昨日のNHKニュースでようやく映し出され、それによると北京でも武漢に負けないくらい激しい不買運動が行われ、入り口前では向こうの大学生が「国を愛するなら何も買うな」と大声で周りに不買を呼びかけてました。それに対して上海は「理性を持って愛国を示す」と言って、大学生達は愛国を掲げたシールをカルフール前で配っていました。上海のがやっぱり洗練されてるね。
そんなこんなの不買問題ですが、この問題について五月三日発売の週刊現代にて秀逸な記事が載っていましたので紹介します。
この週の週刊現代(どうでもいいですが、時たま「週刊ヒュンダイ」と読んでしまいます)は中国特集をしており、各界のチャイナウォッチャー達がそれぞれ意見を寄せています。記事を寄せた中には評論家の宮崎正弘氏もいますが、この人の書いた「出身地でわかる中国人」という文春新書の本は非常によく出来ており、現在でも参考することが多く重宝しています。中国社会を研究する方には必携です。
そして肝心の秀逸な記事ですが、それを書いたのは作家の星野博美氏で、この人によると、
「反日など彼ら(中国人)にとってガス抜きに過ぎませんが、本当に怖いのは反西洋になった時で、何が起こるか分かりません」(文中から引用、括弧の中身は私の脚注)
この記述を見て、正直私ははっとしました。実際にその通りだからです。
よく日本の番組などでは、「中国の歴史教育は反日を徹底的に子供達に刷り込む」と紹介されることが多いですが、正確には「反外国を徹底的に刷り込む」と言い換えるべきでしょう。
実際に反日教育はなされていますが、実はそれ以上に反西洋教育が徹底されています。アヘン戦争からイギリス軍による円明園破壊、果てには欧米による租借地割譲などを延々と教え込むらしいです。その教育効果はすさまじく、中国に駐在するイギリス人が以前に、「中国人は未だに円明園のことを持ち出す」と嘆く話を聞いたことがあります。
よく日本では反日感情ばかりがクローズアップされますが、私自身、中国人は西洋諸国、特にイギリス、フランス、ドイツに対する反感の方が全然強い気がします。それこそ国民の間に一度火がつくものなら、反日暴動以上に北京政府は手がつけられなくなるのではないかとすら思います。

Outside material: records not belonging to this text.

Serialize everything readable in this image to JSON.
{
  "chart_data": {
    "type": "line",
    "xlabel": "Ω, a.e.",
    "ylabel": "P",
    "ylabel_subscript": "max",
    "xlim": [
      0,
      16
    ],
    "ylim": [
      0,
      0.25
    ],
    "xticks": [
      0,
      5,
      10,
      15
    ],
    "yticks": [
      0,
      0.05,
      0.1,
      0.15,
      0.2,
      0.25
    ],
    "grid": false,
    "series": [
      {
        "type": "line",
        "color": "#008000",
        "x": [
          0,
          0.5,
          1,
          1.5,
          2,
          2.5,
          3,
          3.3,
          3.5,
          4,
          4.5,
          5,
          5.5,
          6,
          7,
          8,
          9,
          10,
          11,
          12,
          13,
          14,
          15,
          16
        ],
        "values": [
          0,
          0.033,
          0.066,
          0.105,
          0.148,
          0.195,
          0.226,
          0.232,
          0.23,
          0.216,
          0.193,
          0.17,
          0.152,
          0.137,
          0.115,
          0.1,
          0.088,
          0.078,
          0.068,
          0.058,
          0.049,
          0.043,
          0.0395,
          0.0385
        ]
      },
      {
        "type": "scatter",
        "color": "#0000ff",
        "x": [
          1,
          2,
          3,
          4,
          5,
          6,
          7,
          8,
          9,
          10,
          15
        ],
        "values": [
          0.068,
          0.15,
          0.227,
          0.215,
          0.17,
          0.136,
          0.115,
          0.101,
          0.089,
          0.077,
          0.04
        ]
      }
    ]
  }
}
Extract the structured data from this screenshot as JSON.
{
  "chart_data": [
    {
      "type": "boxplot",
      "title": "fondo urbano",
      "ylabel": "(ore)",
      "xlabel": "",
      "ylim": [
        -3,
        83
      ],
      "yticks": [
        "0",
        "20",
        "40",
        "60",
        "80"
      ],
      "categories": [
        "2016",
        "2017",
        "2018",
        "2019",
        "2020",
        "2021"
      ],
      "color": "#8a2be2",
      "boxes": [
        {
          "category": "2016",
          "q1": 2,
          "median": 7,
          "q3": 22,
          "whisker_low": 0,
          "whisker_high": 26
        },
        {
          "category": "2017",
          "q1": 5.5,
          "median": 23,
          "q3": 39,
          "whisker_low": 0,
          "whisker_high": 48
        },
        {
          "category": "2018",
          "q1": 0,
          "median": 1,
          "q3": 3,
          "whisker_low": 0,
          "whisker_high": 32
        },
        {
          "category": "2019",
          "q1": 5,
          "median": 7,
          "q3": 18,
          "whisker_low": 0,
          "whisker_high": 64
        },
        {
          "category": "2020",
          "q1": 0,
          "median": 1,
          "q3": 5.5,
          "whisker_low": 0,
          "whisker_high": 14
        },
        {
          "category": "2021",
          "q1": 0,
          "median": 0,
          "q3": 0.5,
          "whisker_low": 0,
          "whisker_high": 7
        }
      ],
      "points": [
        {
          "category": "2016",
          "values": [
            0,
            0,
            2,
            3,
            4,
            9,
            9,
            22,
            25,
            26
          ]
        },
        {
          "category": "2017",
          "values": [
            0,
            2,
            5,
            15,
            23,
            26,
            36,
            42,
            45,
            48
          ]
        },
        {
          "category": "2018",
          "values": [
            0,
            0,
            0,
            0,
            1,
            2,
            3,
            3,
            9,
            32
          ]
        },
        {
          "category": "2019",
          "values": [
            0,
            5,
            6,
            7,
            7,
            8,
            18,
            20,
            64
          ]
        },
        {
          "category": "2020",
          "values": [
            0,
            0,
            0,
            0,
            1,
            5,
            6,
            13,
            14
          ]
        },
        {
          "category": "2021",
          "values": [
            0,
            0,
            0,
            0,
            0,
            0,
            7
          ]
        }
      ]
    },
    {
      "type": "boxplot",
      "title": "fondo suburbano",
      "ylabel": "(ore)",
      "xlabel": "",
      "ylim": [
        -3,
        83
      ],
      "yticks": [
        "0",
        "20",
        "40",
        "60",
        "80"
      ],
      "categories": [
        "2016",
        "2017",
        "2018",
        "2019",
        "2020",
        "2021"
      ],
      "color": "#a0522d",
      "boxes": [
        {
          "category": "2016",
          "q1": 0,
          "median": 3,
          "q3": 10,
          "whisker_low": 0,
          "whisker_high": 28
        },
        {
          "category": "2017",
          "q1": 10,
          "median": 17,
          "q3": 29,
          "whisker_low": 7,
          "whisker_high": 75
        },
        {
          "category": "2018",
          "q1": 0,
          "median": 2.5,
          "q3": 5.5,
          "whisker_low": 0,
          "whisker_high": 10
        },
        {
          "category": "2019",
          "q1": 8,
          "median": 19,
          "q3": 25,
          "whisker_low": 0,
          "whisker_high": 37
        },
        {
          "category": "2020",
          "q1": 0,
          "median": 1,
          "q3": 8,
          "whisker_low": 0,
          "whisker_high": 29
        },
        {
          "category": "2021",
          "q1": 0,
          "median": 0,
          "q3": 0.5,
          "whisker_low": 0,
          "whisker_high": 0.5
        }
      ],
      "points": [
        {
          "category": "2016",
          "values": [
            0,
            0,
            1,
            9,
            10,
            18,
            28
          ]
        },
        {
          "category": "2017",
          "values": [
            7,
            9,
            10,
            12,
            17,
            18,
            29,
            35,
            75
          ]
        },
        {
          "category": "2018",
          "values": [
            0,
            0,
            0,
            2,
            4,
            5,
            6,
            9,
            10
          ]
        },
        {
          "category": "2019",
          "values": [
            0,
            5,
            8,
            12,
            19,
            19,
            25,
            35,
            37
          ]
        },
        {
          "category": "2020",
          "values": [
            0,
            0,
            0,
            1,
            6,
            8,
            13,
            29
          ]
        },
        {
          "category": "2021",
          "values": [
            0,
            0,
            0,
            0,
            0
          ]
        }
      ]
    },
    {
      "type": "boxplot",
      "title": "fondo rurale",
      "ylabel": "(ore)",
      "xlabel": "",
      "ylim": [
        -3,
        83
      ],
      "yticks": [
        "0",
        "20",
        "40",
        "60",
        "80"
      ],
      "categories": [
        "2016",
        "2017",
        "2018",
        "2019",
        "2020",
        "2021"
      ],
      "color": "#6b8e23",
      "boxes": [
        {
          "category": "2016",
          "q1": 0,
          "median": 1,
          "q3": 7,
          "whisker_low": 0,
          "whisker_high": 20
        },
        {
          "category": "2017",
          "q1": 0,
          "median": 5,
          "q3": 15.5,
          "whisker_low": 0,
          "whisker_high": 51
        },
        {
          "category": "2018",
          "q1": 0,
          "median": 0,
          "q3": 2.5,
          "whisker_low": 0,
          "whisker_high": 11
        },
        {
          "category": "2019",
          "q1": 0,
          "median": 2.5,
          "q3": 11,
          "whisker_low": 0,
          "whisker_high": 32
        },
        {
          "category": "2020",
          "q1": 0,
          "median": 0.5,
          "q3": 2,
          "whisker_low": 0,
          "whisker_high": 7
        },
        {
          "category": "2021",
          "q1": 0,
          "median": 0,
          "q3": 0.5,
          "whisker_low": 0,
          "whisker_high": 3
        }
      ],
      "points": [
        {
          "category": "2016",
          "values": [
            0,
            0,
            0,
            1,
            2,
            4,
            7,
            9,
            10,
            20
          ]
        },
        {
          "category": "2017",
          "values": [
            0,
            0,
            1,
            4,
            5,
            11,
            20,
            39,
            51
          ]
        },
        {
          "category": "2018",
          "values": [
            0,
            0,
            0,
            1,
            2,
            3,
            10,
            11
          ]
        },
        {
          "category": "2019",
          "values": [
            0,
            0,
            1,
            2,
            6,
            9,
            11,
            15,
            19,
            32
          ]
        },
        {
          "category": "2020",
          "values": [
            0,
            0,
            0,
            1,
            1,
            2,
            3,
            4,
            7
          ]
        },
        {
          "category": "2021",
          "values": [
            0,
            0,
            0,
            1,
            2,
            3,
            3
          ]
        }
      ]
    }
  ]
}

事実として現在のカルフール不買問題は拡大の一途を辿っています。カルフール側が自体の鎮静化を図るために半額セールを行ったら、「金で中国人の心を買えると思っているのか」と言われ、逆に火に油を注ぐ結果となってしまいました。反日ばかりが目に付くのは仕方がありませんが、こういった方面にも中国を理解するためには気を配る必要があるでしょう。